Dragons - Guardians of the Earth

Taken from "The Sacred Earth" by Brian Leigh Molyneaux
From: Temple of the Dark Moon (http://www.ace.net.au/darkmoon/dragon.htm)

The dragon is one of the most potent symbols of the primordial energy that is the source of all power, both god and evil. In the West, dragon symbolism has tended to emphasis the negative side of that energy, mainly through the influence of Christianity, while Oriental mythology represents the dragon as a positive force, a symbol of the human potential to combine the power of the four elements to creative ends. This distinction is reflected in the way in which each tradition views the relationship between the dragon and the landscape.


In Western mythology, the dragon's associated with particular locations is often through its role as a guardian. The dragon is seen as a fearsome, fire-breathing beast that guards treasure (spiritual knowledge), or a maiden (a symbol of purity), and is set up as an obstacle to be overcome by such saintly heroes as St Michael and St George.


In China, the primal power of the dragon was said to be channelled through the landscape along paths of energy "dragon lines". These lines were regarded as very auspicious locations and used by members of the imperial family as burial sites.

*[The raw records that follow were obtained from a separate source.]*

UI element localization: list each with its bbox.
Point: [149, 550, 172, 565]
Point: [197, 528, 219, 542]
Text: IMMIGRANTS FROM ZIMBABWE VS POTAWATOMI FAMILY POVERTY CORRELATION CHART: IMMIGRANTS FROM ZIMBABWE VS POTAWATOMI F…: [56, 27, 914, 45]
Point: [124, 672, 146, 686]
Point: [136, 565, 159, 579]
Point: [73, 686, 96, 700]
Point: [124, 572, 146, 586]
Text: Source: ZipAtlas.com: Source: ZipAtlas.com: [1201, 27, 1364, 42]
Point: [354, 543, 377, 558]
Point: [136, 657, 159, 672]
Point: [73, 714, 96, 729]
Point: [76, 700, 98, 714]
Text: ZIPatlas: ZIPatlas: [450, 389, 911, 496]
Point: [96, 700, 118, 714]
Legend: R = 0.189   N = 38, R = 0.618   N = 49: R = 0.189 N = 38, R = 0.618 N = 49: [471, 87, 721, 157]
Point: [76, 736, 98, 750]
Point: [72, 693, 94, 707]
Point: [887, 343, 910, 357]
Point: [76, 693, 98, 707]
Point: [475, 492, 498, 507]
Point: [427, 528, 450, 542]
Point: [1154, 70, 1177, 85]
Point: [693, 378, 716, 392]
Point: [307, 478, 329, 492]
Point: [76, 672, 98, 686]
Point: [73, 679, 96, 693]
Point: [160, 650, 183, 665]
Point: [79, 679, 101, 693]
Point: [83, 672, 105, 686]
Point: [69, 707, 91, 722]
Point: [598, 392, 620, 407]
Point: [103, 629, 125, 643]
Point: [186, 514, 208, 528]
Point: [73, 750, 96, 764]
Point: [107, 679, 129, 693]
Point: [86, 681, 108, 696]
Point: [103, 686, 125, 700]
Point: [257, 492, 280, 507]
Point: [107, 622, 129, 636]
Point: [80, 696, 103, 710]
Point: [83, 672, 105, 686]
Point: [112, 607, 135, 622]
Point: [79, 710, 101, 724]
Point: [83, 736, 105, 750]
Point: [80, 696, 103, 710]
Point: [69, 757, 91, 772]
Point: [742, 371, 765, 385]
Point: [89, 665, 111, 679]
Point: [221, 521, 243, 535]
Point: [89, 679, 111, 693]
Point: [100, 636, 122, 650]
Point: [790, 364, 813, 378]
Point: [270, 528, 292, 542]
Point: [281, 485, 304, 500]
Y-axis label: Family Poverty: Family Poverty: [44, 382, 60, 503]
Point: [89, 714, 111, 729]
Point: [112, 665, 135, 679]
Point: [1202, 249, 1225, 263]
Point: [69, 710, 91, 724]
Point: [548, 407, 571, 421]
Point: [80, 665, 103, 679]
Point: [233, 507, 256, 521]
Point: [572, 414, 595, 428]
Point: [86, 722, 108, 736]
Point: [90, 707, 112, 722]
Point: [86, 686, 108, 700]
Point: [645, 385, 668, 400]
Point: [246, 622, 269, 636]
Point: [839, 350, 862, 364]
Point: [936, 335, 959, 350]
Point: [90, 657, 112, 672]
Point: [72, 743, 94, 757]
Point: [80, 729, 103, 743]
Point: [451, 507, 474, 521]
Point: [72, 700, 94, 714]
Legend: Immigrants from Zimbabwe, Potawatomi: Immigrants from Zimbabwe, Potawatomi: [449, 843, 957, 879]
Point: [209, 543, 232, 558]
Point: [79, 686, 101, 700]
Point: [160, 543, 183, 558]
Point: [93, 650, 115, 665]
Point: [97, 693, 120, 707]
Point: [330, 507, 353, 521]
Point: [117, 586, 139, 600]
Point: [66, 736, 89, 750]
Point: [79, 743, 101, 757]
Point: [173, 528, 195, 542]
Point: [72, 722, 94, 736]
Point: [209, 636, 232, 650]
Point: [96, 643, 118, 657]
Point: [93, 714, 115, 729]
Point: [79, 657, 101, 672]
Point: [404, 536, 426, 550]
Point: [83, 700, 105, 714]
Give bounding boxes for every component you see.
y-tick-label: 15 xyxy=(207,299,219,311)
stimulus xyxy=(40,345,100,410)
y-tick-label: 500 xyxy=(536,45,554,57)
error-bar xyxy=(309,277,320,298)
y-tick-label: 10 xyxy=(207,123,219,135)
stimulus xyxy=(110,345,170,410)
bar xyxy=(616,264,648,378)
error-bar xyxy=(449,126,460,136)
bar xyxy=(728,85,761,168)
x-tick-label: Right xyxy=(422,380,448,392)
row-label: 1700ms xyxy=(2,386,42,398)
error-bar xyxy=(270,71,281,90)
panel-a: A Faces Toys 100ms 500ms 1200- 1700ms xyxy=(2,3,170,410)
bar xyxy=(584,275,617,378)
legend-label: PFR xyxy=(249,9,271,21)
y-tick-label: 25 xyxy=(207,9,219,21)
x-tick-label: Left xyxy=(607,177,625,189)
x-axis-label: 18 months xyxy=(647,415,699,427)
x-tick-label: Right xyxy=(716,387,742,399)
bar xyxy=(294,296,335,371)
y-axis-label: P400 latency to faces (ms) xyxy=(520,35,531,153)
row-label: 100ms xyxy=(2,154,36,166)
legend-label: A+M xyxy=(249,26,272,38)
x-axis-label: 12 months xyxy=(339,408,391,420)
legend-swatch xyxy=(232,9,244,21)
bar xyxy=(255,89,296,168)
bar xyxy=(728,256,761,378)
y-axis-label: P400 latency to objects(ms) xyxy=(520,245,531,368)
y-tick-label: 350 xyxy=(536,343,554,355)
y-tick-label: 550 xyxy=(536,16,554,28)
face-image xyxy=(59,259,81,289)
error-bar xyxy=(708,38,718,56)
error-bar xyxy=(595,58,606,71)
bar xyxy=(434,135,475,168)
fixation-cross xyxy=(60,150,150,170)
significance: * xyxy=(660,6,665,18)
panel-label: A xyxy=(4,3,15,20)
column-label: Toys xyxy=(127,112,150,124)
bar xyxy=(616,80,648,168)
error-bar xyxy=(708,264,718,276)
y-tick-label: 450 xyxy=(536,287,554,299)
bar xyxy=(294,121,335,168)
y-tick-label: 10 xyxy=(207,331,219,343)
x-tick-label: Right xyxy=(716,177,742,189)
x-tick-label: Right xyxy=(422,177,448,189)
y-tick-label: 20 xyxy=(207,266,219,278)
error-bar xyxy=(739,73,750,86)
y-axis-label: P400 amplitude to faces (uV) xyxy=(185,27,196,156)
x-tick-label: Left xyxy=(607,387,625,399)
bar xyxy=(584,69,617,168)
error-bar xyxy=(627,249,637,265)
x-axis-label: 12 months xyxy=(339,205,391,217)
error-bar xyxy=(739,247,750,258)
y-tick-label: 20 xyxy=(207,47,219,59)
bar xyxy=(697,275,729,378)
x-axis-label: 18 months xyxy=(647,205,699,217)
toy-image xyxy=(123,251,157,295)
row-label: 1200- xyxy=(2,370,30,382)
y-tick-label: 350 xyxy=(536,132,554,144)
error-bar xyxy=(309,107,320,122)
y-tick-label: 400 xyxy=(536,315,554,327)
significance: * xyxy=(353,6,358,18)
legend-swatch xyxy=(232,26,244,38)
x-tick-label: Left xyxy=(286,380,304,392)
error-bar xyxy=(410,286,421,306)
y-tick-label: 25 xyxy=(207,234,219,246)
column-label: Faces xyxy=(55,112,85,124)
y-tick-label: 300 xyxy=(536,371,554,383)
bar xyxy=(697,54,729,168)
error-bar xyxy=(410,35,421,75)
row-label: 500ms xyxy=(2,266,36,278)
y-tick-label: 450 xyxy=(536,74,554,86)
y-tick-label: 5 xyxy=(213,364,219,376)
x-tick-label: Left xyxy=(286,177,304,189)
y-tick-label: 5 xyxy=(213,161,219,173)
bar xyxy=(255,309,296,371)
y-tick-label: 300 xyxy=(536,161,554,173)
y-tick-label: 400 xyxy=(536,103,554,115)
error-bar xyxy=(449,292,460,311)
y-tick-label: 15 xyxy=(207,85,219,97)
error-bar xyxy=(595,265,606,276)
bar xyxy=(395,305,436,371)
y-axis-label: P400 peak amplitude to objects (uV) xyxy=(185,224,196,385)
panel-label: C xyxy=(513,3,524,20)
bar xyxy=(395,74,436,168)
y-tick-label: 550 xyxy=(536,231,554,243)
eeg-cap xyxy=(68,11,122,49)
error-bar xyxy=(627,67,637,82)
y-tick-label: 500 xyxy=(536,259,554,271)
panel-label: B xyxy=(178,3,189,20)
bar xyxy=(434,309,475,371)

Locating the way in which the flow of energy, both positive and negative, interacted with the landscape was developed into a highly sophisticated practice, geomancy, which is still used today.


The Chinese dragon is fierce but rarely malevolent: it represents the East, the sun and the bounty of the land. The four-clawed dragon, Mang, represents temporal power. The dragon named long hold a fiery pearl in its claws, which may present the Moon as a source of fertility, although the Taoists and Buddhists it is the "pearl which grants all desires" (wisdom and enlightenment). As symbols of the dark powers of the Earth, dragons and serpents are close relative and, in myth, often indistinguishable. The word "dragon" comes from the Greek dracon or largest serpent.


In North America, the rock art of the Algonkian people depicts serpents beside natural holes and crevices, perhaps as spiritual messengers to the underworld. In Algonkian myth, the dark side of the Earth energy is shown through the great underwater serpent spirit, Mizhipichew, which stirs up the waters of lakes with his tail and must be appeased with offerings of tobacco.


In Australia, serpent beings identified with the rainbow bring forth life through the rain and yet are the dangerous guardians of the waterholes, easily angered if rituals to propitiate them were not followed correctly.